Provisions under the poison act, and drug and cosmetics act prescribing different punishments for the same act denied equal protection.

Defendant alleges he was denied equal protection because there existed two separate penalty provisions for possession of LSD, one constituting a felony, the other constituting a misdemeanor, thus giving the opportunity to enforce the laws without uniformity.

We fail to see any equal protection problem here. Of the statutory provisions in effect at the time of the offenses the Drug and Cosmetic Act included “hallucinogenic drugs” but did not specifically define LSD as such. Section 54-5-18, supra, under which defendant was charged, specifically proscribed the possession of LSD. Where there are two laws covering the same act, one being general and the other being specific it is not a denial of equal protection to prosecute defendant under the special statute. State v. Riley, 82 N.M. 235, 478 P.2d 562 (Ct.App.1970).

By Laws 1971, ch. 245, § 54 — 5— 18, supra, was repealed and LSD was spe*140cifically included in the Drug and Cosmetic Act at § 54-6-27(F) (3), N.M.S.A.1953 (Repl.Vol. 8, pt. 2, Supp.1971). This change, subsequent to the date of the offenses (1970), did not bar or abate prosecution of defendant for his offenses. State v. McAdams, 83 N.M. 544, 494 P.2d 622 (Ct.App.1972). Defendant claims this change shows a legislative intent to place LSD under the Drug and Cosmetic Act, as it existed prior to the 1971 changes, and thus the general act was applicable and the specific provisions of § 54 — 5-18, supra, were inapplicable. We disagree. Even if LSD was under the Drug and Cosmetic Act, as it existed in 1970, the specific provisions of § 54-5-18, supra, applied. State v. Blevins, 40 N.M. 367, 60 P.2d 208 (1936).
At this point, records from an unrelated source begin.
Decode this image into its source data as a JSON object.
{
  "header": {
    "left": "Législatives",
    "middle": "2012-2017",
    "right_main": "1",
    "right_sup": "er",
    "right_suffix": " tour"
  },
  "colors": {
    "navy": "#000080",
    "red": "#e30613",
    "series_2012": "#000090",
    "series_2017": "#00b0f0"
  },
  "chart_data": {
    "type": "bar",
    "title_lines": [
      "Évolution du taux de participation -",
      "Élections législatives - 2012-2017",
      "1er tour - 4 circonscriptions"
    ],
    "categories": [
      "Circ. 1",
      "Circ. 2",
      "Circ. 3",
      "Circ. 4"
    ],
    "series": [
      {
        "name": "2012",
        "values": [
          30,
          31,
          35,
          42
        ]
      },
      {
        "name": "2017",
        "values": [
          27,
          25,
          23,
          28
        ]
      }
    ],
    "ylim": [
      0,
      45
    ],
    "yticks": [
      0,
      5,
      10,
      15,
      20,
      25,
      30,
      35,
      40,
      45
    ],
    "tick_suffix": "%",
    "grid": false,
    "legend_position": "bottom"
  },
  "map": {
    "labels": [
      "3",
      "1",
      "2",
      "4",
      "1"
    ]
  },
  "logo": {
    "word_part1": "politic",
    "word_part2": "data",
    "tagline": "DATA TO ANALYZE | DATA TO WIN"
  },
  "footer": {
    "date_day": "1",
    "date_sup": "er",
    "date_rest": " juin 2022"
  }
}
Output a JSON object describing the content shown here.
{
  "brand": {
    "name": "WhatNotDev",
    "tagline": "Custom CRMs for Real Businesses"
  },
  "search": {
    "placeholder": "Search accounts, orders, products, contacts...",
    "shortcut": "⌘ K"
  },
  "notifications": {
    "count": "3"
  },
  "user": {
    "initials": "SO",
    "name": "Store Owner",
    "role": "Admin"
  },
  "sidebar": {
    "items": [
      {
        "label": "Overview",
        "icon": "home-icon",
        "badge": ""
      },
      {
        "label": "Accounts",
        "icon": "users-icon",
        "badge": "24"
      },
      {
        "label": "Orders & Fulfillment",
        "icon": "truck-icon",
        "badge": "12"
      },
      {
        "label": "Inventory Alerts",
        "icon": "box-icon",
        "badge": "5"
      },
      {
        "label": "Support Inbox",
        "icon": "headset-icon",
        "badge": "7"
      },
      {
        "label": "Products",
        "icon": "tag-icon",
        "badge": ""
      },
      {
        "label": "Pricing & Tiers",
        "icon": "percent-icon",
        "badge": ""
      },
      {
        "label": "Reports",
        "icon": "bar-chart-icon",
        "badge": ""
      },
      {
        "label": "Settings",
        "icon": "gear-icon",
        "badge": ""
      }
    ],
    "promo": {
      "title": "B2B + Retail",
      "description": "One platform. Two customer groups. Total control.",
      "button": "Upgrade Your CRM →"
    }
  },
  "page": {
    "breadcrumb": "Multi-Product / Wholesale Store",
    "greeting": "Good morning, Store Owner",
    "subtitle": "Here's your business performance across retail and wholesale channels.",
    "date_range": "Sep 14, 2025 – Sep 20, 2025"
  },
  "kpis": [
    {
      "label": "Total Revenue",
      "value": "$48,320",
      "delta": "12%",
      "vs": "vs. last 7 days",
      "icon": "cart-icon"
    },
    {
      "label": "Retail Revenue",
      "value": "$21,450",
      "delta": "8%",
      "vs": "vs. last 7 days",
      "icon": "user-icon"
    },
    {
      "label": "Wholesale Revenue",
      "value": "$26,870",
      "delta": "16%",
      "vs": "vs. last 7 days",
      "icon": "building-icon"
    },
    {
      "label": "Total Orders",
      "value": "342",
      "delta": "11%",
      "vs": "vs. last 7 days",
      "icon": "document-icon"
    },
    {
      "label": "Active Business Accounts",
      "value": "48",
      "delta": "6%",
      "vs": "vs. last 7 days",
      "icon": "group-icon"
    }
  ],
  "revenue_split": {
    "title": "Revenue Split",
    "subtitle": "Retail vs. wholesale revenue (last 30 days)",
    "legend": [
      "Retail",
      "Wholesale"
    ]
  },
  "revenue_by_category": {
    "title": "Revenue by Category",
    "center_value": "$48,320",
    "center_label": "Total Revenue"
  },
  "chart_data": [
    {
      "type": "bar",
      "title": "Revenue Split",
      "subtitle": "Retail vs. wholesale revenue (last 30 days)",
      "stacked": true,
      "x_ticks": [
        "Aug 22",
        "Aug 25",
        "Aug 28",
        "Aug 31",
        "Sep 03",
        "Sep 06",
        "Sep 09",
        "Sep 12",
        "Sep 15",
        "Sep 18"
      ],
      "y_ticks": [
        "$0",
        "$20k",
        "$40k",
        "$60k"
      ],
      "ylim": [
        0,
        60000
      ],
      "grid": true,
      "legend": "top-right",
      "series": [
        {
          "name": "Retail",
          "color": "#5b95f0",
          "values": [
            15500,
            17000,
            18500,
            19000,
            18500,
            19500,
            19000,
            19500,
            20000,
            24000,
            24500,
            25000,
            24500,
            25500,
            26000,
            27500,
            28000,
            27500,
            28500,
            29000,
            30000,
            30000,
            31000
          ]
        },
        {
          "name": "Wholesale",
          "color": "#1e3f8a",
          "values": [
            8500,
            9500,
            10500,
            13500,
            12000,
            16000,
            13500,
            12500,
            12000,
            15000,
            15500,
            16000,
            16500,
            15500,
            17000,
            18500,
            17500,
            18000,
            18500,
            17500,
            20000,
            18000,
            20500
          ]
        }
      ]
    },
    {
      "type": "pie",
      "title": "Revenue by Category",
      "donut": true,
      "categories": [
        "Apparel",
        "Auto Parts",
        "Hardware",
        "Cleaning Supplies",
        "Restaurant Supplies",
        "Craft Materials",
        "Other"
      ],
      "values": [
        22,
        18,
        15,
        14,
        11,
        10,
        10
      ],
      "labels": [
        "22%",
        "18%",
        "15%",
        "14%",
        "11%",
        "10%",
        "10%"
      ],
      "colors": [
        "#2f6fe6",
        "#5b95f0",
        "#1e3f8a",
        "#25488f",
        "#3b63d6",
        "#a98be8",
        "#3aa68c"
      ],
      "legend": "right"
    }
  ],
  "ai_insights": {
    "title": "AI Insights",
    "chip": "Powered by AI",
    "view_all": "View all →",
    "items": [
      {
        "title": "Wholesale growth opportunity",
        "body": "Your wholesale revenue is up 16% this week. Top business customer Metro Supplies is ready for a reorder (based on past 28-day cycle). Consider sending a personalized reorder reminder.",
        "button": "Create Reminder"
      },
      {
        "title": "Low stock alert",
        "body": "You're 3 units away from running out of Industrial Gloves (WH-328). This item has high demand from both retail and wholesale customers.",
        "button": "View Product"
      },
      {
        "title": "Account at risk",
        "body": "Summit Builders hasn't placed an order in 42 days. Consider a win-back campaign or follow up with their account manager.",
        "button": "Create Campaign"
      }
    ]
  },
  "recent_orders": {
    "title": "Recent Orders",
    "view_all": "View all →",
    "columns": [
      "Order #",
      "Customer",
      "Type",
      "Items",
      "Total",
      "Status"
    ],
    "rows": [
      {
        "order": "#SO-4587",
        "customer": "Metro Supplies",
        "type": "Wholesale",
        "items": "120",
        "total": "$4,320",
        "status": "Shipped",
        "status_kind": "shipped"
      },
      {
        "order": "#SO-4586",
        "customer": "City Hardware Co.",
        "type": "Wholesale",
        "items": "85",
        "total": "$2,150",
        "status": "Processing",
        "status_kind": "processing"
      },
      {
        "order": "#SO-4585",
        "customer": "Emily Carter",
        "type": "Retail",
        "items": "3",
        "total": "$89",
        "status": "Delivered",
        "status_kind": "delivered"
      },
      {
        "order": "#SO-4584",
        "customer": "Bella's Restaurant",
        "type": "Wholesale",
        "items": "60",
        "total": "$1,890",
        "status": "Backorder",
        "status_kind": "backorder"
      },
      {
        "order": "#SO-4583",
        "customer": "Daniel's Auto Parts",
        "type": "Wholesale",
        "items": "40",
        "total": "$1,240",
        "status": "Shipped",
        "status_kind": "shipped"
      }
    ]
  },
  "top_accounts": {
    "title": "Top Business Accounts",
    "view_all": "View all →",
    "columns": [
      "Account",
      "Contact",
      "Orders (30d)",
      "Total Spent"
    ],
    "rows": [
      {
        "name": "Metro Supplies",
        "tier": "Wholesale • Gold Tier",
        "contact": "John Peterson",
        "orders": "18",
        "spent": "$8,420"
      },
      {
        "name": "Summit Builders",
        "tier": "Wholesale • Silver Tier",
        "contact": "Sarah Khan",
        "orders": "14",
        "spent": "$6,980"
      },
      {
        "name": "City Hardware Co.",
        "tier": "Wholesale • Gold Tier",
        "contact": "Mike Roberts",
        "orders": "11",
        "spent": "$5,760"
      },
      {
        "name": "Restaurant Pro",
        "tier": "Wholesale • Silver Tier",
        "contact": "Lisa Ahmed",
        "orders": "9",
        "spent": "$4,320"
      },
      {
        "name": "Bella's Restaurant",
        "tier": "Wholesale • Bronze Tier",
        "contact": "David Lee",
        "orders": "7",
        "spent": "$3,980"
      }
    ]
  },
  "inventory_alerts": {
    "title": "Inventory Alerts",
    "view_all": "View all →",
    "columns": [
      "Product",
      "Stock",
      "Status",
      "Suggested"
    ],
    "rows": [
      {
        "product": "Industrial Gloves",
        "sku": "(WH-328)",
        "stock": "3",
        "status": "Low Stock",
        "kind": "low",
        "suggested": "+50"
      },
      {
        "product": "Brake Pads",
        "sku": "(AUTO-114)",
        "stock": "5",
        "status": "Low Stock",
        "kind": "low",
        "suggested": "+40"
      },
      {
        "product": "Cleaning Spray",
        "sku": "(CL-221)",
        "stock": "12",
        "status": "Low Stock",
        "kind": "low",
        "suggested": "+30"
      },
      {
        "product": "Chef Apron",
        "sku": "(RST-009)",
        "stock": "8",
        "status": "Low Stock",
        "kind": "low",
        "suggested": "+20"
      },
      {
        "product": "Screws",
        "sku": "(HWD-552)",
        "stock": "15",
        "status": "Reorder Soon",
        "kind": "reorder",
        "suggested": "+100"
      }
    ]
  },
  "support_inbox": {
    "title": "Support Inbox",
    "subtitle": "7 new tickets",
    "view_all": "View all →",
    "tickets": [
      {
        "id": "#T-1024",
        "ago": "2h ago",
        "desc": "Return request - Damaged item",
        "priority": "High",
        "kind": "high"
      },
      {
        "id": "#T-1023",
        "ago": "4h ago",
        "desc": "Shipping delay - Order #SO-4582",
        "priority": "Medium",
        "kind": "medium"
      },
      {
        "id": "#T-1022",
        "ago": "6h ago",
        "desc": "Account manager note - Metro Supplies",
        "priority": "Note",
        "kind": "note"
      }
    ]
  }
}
Unequal enforcement of a law against a particular defendant.

Defendant contends that “. thirty eight persons were arrested at the same time, and involved in the same action” but that he was the sole defendant from the drug raids conducted in April 1970 in Otero County. Therefore, he should have been given an evidentiary hearing to determine what factual occurrences outside the record were involved in the arrest of the thirty-eight persons at that time. The hearing would be of no assistance to defendant.

“Lack of uniformity in enforcement of the law does not excuse a particular defendant’s violation of the law and does not deprive a particular defendant of equal protection of the law. Thus * * * defendant was not denied equal protection of the law because he received [a] * * * sentence * * * while others, similarly situated, did not.

State v. Lujan, 79 N.M. 525, 445 P.2d 749 (Ct.App.1968).

Affirmed.

It is so ordered.

WOOD, C. J, and HERNANDEZ, J., concur.